You can also use the SCT to compare your current GPOs to the recommended GPO security baselines. You can then edit the recommended GPOs and apply them to devices in your organization.

In addition to security baselines for Windows Server, the SCT also includes the Policy Analyzer and Local Group Policy Object (LGPO) tools, which also help you manage your GPO settings.

Secure Servers (Domain Members)

Local administrator accounts

Each computer that is member of a domain keeps a local Administrator account. This is the account that you configure when you first deploy the computer manually, or which is configured automatically when you use software deployment tools such as Microsoft Endpoint Configuration Manager. The local Administrator account allows IT staff to sign in to the computer if they can't establish connectivity to the domain.

Managing passwords for the local Administrator account for every computer in the organization can be extremely complicated. An organization with 5,000 computers has 5,000 separate local Administrator accounts to manage. What often happens is that organizations assign a single, common local Administrator account password to all local Administrator accounts. The drawback to this approach is that people beyond the IT operations team often figure out this password, and then use it to gain unauthorized local Administrator access to computers in their organization.

The "Local Administrator Password Solution" (LAPS) provides management of local account passwords of domain joined computers. LAPS is available for all currently supported Windows Server and client operating system versions. To get LAPS to function, you must update the AD DS schema. You perform this update by running the Update-AdmPwdADSchema cmdlet, which is included in a Windows PowerShell module that's made available when you install LAPS on a computer.

SMB protocol

Another important part of server's protection is to ensure that you disable legacy protocols and enforce a more secure communication method. Server Message Block (SMB) protocol is a network protocol primarily used for file sharing. Along with its common file-sharing use, it's also frequently used by printers, scanners, and email servers. The original version of SMB, SMB 1.0 does not support encryption. SMB encryption was introduced with version 3.0.

Encryption is important whenever sensitive data is moved by using the SMB protocol. SMB encryption also lets file services provide secure storage for server applications such as Microsoft SQL Server and is generally simpler to use than dedicated hardware-based encryption.

SMB 3.0 introduced end-to-end encryption to the SMB (Server Message Block) protocol. SMB encryption provides for data packet confidentiality and helps prevent a malicious hacker from tampering with or eavesdropping on any data packet.

SMB 3.1.1, introduced in Windows Server 2016, provides several enhancements to SMB 3.0 security, including pre-authentication integrity checks and encryption improvements. The version of SMB included with Windows Server 2019 is SMB 3.1.1.c.

Windows Server systems support multiple versions of SMB (Server Message Block). This enables them to communicate with servers and clients running other operating systems and other Windows versions. To use SMB 3.1.1, both your host server and the system it communicates with must support SMB 3.1.1.

Pre-authentication with SMB 3.1.1 isn't compatible with devices that modify SMB packets, such as some wide area network (WAN) accelerators.

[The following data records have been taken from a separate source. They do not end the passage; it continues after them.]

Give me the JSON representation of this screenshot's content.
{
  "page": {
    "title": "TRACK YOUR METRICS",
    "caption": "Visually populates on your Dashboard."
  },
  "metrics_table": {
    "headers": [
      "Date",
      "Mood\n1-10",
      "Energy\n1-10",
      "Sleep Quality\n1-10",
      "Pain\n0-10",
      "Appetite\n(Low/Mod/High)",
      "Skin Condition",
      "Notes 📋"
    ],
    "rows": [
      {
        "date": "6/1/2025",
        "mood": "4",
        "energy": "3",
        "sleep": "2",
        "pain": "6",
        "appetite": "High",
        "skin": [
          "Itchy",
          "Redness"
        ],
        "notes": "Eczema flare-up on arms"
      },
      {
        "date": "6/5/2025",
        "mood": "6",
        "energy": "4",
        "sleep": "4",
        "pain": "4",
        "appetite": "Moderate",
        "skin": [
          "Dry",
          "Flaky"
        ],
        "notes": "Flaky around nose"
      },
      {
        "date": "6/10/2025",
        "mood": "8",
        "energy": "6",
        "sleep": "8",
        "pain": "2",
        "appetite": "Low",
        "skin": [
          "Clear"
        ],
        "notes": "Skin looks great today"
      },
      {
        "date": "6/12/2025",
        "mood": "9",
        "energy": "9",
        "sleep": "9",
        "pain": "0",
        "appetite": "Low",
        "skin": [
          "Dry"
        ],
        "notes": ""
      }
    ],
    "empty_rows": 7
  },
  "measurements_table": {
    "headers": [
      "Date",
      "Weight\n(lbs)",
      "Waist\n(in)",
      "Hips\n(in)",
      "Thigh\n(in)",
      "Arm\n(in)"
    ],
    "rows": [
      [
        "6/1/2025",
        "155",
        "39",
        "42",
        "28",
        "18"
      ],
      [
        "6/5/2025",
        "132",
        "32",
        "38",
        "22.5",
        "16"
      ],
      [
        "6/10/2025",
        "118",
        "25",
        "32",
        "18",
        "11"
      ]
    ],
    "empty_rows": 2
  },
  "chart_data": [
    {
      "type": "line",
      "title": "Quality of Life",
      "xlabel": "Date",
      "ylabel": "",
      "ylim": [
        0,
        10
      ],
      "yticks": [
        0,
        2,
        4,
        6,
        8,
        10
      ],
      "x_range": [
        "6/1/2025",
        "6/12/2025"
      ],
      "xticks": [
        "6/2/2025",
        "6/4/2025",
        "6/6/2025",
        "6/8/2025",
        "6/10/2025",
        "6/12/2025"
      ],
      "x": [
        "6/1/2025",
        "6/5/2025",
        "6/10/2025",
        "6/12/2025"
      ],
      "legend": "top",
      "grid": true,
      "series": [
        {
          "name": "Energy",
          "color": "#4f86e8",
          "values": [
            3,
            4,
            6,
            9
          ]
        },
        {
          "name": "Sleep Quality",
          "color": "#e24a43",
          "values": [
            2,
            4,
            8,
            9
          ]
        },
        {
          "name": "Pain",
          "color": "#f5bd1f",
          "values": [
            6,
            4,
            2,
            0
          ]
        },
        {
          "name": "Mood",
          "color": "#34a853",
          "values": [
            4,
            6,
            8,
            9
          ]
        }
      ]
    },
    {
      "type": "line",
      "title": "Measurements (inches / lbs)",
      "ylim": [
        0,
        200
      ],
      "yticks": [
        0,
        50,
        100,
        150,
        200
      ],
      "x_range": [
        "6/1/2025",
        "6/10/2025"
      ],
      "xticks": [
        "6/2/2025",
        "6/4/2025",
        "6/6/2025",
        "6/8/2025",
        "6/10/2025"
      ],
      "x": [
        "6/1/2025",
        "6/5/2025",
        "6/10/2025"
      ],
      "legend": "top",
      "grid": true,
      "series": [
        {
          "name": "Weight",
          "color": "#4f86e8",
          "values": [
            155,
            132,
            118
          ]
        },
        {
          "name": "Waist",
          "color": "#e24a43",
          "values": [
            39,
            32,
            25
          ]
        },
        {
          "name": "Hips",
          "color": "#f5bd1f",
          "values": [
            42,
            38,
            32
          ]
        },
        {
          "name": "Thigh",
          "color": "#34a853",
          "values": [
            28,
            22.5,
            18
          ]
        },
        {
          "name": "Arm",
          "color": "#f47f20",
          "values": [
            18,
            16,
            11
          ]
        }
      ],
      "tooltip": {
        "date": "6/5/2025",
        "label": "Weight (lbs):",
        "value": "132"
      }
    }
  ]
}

Therefore, you might need to replace some network equipment to use SMB 3.1.1.

Azure Security Benchmark

Another approach to specify server requirements is to ensure all servers are compliant with Azure Security Benchmark (ASB) OS baseline. The ASB OS baseline is available through Microsoft Defender for Cloud in the format of security recommendations for Windows or Linux, as shown below:

Screenshot that shows remediating a security configuration.

Once you access one of those recommendations, you'll see a set of rules that are using the Azure Guest Configuration capability to run security checks to verify if the operating system is using the most secure configurations.

Once you click on each rule, you'll have more details about the security check and the affected resources, as shown in the image below:

Screenshot of a detailed description of the importance and impact of assigning the 'deny log on as a batch job' permission.